The industry group representing First Nations that produce oil and gas says Ottawa failed to consult it on plans for a fossil fuels sector emissions cap, and says such a mechanism would likely strip away one of the few revenue sources that helps its members gain economic sovereignty.
The federal government on Friday closed public submissions about how to best design and implement the cap, which it says will help reduce pollution from the oil and gas sector – the largest source of greenhouse gas emissions in Canada. Ottawa argues the cap is crucial to ensure emissions drop at the pace and scale necessary to achieve Canada’s 2030 and 2050 climate targets, and allow the sector to compete in a global economy that is transitioning to net zero.

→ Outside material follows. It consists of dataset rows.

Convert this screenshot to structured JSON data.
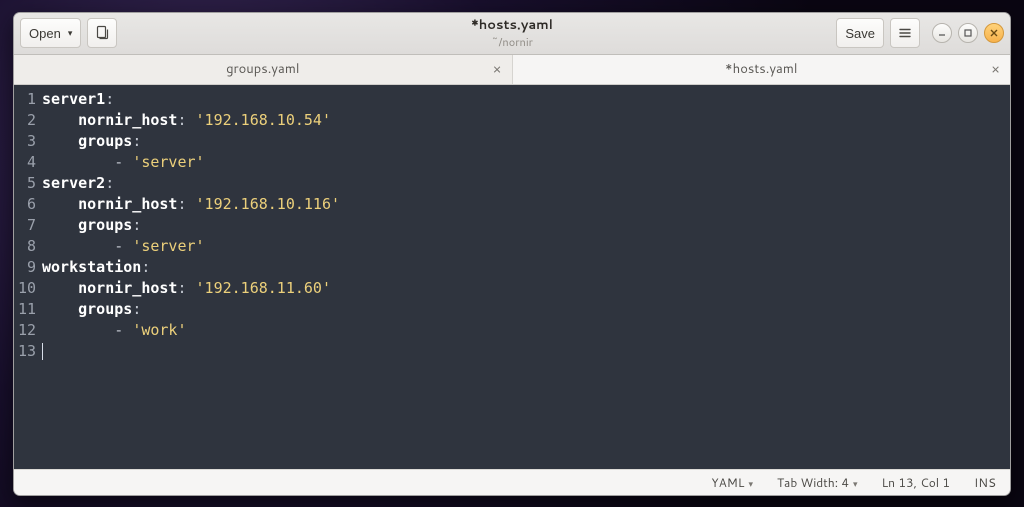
{
  "title": "*hosts.yaml",
  "subtitle": "~/nornir",
  "toolbar": {
    "open_label": "Open",
    "save_label": "Save"
  },
  "tabs": [
    {
      "label": "groups.yaml",
      "active": false
    },
    {
      "label": "*hosts.yaml",
      "active": true
    }
  ],
  "code_lines": [
    {
      "n": 1,
      "tokens": [
        {
          "t": "server1",
          "c": "k-key"
        },
        {
          "t": ":",
          "c": "k-col"
        }
      ]
    },
    {
      "n": 2,
      "indent": 4,
      "tokens": [
        {
          "t": "nornir_host",
          "c": "k-key"
        },
        {
          "t": ": ",
          "c": "k-col"
        },
        {
          "t": "'192.168.10.54'",
          "c": "k-str"
        }
      ]
    },
    {
      "n": 3,
      "indent": 4,
      "tokens": [
        {
          "t": "groups",
          "c": "k-key"
        },
        {
          "t": ":",
          "c": "k-col"
        }
      ]
    },
    {
      "n": 4,
      "indent": 8,
      "tokens": [
        {
          "t": "- ",
          "c": "k-dash"
        },
        {
          "t": "'server'",
          "c": "k-str"
        }
      ]
    },
    {
      "n": 5,
      "tokens": [
        {
          "t": "server2",
          "c": "k-key"
        },
        {
          "t": ":",
          "c": "k-col"
        }
      ]
    },
    {
      "n": 6,
      "indent": 4,
      "tokens": [
        {
          "t": "nornir_host",
          "c": "k-key"
        },
        {
          "t": ": ",
          "c": "k-col"
        },
        {
          "t": "'192.168.10.116'",
          "c": "k-str"
        }
      ]
    },
    {
      "n": 7,
      "indent": 4,
      "tokens": [
        {
          "t": "groups",
          "c": "k-key"
        },
        {
          "t": ":",
          "c": "k-col"
        }
      ]
    },
    {
      "n": 8,
      "indent": 8,
      "tokens": [
        {
          "t": "- ",
          "c": "k-dash"
        },
        {
          "t": "'server'",
          "c": "k-str"
        }
      ]
    },
    {
      "n": 9,
      "tokens": [
        {
          "t": "workstation",
          "c": "k-key"
        },
        {
          "t": ":",
          "c": "k-col"
        }
      ]
    },
    {
      "n": 10,
      "indent": 4,
      "tokens": [
        {
          "t": "nornir_host",
          "c": "k-key"
        },
        {
          "t": ": ",
          "c": "k-col"
        },
        {
          "t": "'192.168.11.60'",
          "c": "k-str"
        }
      ]
    },
    {
      "n": 11,
      "indent": 4,
      "tokens": [
        {
          "t": "groups",
          "c": "k-key"
        },
        {
          "t": ":",
          "c": "k-col"
        }
      ]
    },
    {
      "n": 12,
      "indent": 8,
      "tokens": [
        {
          "t": "- ",
          "c": "k-dash"
        },
        {
          "t": "'work'",
          "c": "k-str"
        }
      ]
    },
    {
      "n": 13,
      "cursor": true,
      "tokens": []
    }
  ],
  "status": {
    "lang": "YAML",
    "tabwidth": "Tab Width: 4",
    "pos": "Ln 13, Col 1",
    "mode": "INS"
  }
}
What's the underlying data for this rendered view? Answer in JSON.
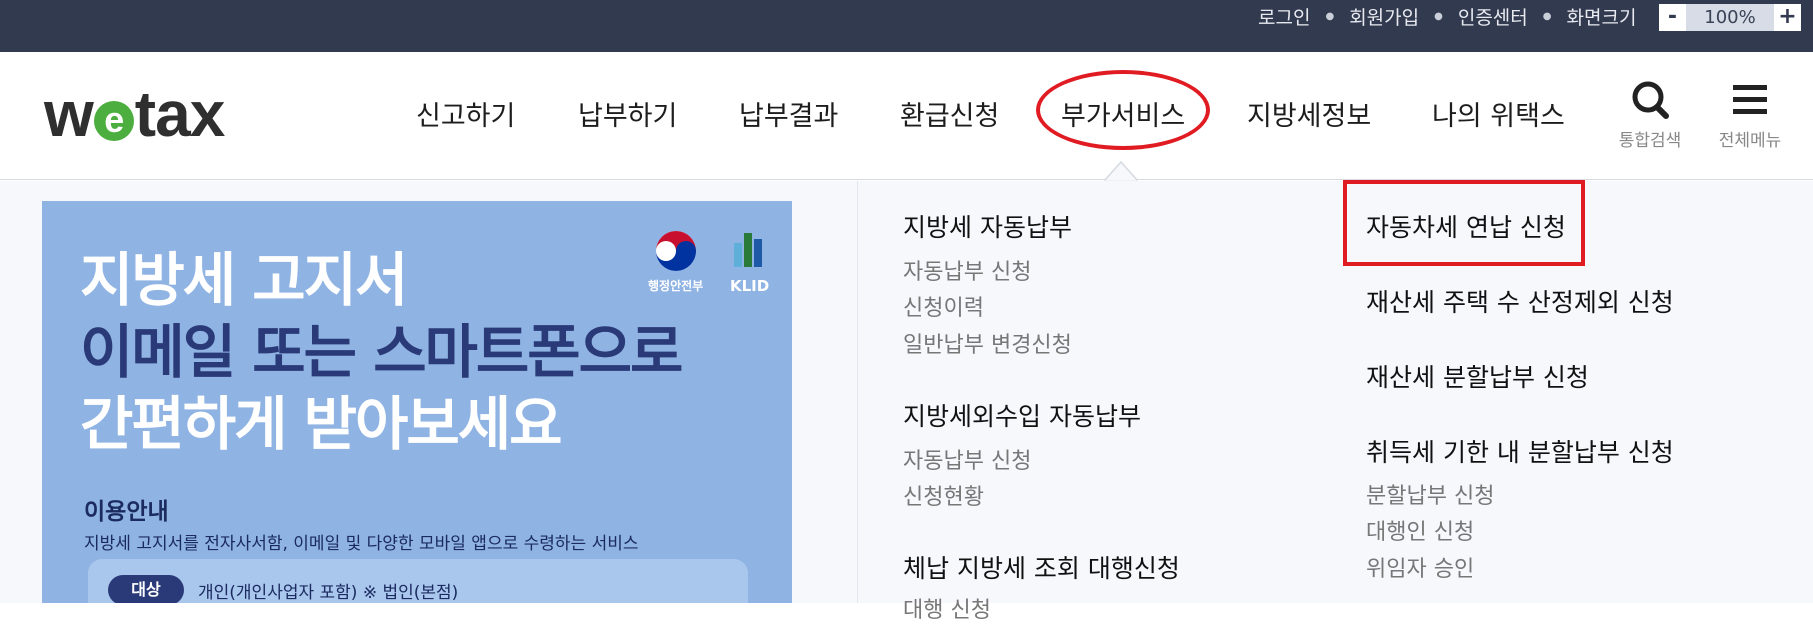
{
  "util_nav": {
    "login": "로그인",
    "join": "회원가입",
    "cert": "인증센터",
    "screen_size": "화면크기",
    "zoom_minus": "-",
    "zoom_value": "100%",
    "zoom_plus": "+"
  },
  "logo": {
    "w": "w",
    "e": "e",
    "tax": "tax"
  },
  "gnb": [
    "신고하기",
    "납부하기",
    "납부결과",
    "환급신청",
    "부가서비스",
    "지방세정보",
    "나의 위택스"
  ],
  "tools": {
    "search": "통합검색",
    "menu": "전체메뉴"
  },
  "banner": {
    "line1": "지방세 고지서",
    "line2a": "이메일 또는 ",
    "line2b": "스마트폰으로",
    "line3a": "간편하게 ",
    "line3b": "받아보세요",
    "org1": "행정안전부",
    "org2": "KLID",
    "label": "이용안내",
    "desc": "지방세 고지서를 전자사서함, 이메일 및 다양한 모바일 앱으로 수령하는 서비스",
    "tag": "대상",
    "tag_text": "개인(개인사업자 포함) ※ 법인(본점)"
  },
  "menu": {
    "col1": {
      "group1_title": "지방세 자동납부",
      "group1_items": [
        "자동납부 신청",
        "신청이력",
        "일반납부 변경신청"
      ],
      "group2_title": "지방세외수입 자동납부",
      "group2_items": [
        "자동납부 신청",
        "신청현황"
      ],
      "group3_title": "체납 지방세 조회 대행신청",
      "group3_items": [
        "대행 신청"
      ]
    },
    "col2": {
      "item1": "자동차세 연납 신청",
      "item2": "재산세 주택 수 산정제외 신청",
      "item3": "재산세 분할납부 신청",
      "group4_title": "취득세 기한 내 분할납부 신청",
      "group4_items": [
        "분할납부 신청",
        "대행인 신청",
        "위임자 승인"
      ]
    }
  },
  "colors": {
    "topbar": "#323a4f",
    "accent_red": "#e01b22",
    "logo_green": "#4cae3e",
    "banner_bg": "#8fb3e3",
    "banner_dark": "#2a3a78"
  }
}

Federal officials asked for input on various aspects of the cap, including what activities it should cover, how best to encourage continued investment to abate emissions, compliance options and when a cap should be implemented. Ottawa also asked whether it should be a new cap-and-trade system under the Canadian Environmental Protection Act, or a modification of the current carbon pricing approach.
Stephen Buffalo, president and chief executive of the Alberta-based Indian Resource Council, said while the government may have spoken with various Indigenous groups, it failed to reach out to those that actually produce oil and gas.
“No consultation with the First Nations who need this for an economic driver for the communities? It’s not good,” Mr. Buffalo told The Globe and Mail.
“When you’re only consulting with the people that agree with you, it’s not the best scenario.”
Mr. Buffalo is a member of the Samson Cree Nation, about 100 kilometres south of Edmonton, and he said the IRC made a submission to the federal government, but the group feels it was left out of key discussions about a huge change that could undermine economic development in many communities.
“I’m a proponent and advocate for our First Nations really getting out of poverty, and the resource sector is probably the best way,” he said.
“As we’re progressing forward and we’re seeing industry opening up the door for investment, for opportunity, for jobs, for equity ownership, and now we get this cap put on us. It’s really difficult.”
Federal Environment and Climate Change Minister Steven Guilbeault told The Globe on Friday that consultations were open to everyone.
He said everyone must reduce their dependence on fossil fuels, and his government has various programs designed to work with Indigenous communities during the transition to a greener energy economy.
He also stressed the cap is on emissions from the oil and gas sector, not production.
“In many ways, we’re very agnostic about the production as long as the emissions are going down,” Mr. Guilbeault said.
While reducing emissions will be a challenge in the oil patch, it’s tough for any industry, he said.
“We’re demanding of the oil and gas sector, but we’re demanding of every sector of Canadian society,” he said. “I haven’t had one meeting since I was Environment Minister where people have told me this is piece of cake.”
Other parties that submitted input about the emissions cap include environmental groups; individual fossil fuel companies; and industry groups such as the Pathways Alliance, which represents companies that produce about 95 per cent of crude in the oil sands.
Martha Hall Findlay, chief climate officer with Suncor Energy Inc., which is a member of Pathways, said the alliance is not opposed to the cap because it’s already working to get to net zero by 2050.
And while the emissions cap timelines put forward by the federal government were a “significant surprise,” Ms. Hall Findlay said Ottawa seems to have a sincere desire to work pro-actively with the oil sands sector.
“We need to continue to work collaboratively to find the solution to get the biggest reductions in emissions that we can, economically, in a short timeframe,” she said, adding that engineering and field studies for a significant oil sands carbon capture pipeline are already under way, along with nine other carbon capture feasibility studies.
The Pembina Institute, a think tank, said in its submission that the federal government should finalize clear targets for 2026 and 2030 – preferably before the COP27 UN climate change summit in Egypt in November – before it spends more time on the detailed regulatory design of the emissions cap.
Deputy executive director Simon Dyer said providing certainty on the trajectory of the cap is critical to spur urgent investments in decarbonization.
“It seems pretty clear that all stakeholders are less interested in the detailed mechanics [of the cap] and more interested in the federal government needing to clearly indicate what the target will be,” Mr. Dyer said in an interview. “That will inform much more planning and investment versus spending the time developing a detailed regulatory approach.”